Città termale e sede della Dieta federale, Baden era ben preparata a ricevere gli oltre 200 visitatori giunti per la disputa. Si può presumere che la popolazione della città fosse a conoscenza dell’evento. Secondo Wiederkehr, si sono conservati numerosi opuscoli e materiale stampato. Era una grande tematica all’epoca: “Si doveva decidere: siamo riformati o cattolici?”.
Il risultato
La Disputa si concluse con un pareggio. La Dieta federale evitò di emettere una comunicazione chiara a favore di una o dell’altra parte, spiega la storica. La decisione fu ripetutamente rimandata, ed era una strategia consapevole. “La Confederazione e la sua coesione erano prioritarie rispetto a una denominazione” religiosa ufficiale.

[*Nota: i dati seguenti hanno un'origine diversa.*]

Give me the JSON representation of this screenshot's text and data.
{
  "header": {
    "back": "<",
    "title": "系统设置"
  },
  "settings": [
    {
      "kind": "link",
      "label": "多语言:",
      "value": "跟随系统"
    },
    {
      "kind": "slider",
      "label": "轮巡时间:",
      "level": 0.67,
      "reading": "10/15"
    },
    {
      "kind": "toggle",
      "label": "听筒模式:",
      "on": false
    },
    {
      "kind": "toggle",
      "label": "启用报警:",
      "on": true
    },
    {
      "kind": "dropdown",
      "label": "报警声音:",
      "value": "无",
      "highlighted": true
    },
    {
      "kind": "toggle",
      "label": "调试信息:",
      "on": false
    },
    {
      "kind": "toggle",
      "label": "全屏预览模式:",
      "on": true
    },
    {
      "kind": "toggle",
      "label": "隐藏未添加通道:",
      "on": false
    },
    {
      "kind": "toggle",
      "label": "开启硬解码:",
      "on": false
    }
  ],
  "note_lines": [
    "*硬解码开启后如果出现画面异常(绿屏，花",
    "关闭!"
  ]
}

La Disputa di Baden non fu l’unica riunione di questo tipo in Svizzera. La prima si tenne a Zurigo nel 1523 e un successivo dialogo religioso ebbe luogo nel 1528, con la Disputa di Berna.
Le conseguenze
Nonostante il pareggio, la disputa di Baden cementò la divisione confessionale della Confederazione. La Svizzera fu divisa in due confessioni, il che portò a ripetuti conflitti nel corso dei secoli, compresi scontri armati e sanguinosi come le due Guerre di Kappel, ricorda Wiederkehr.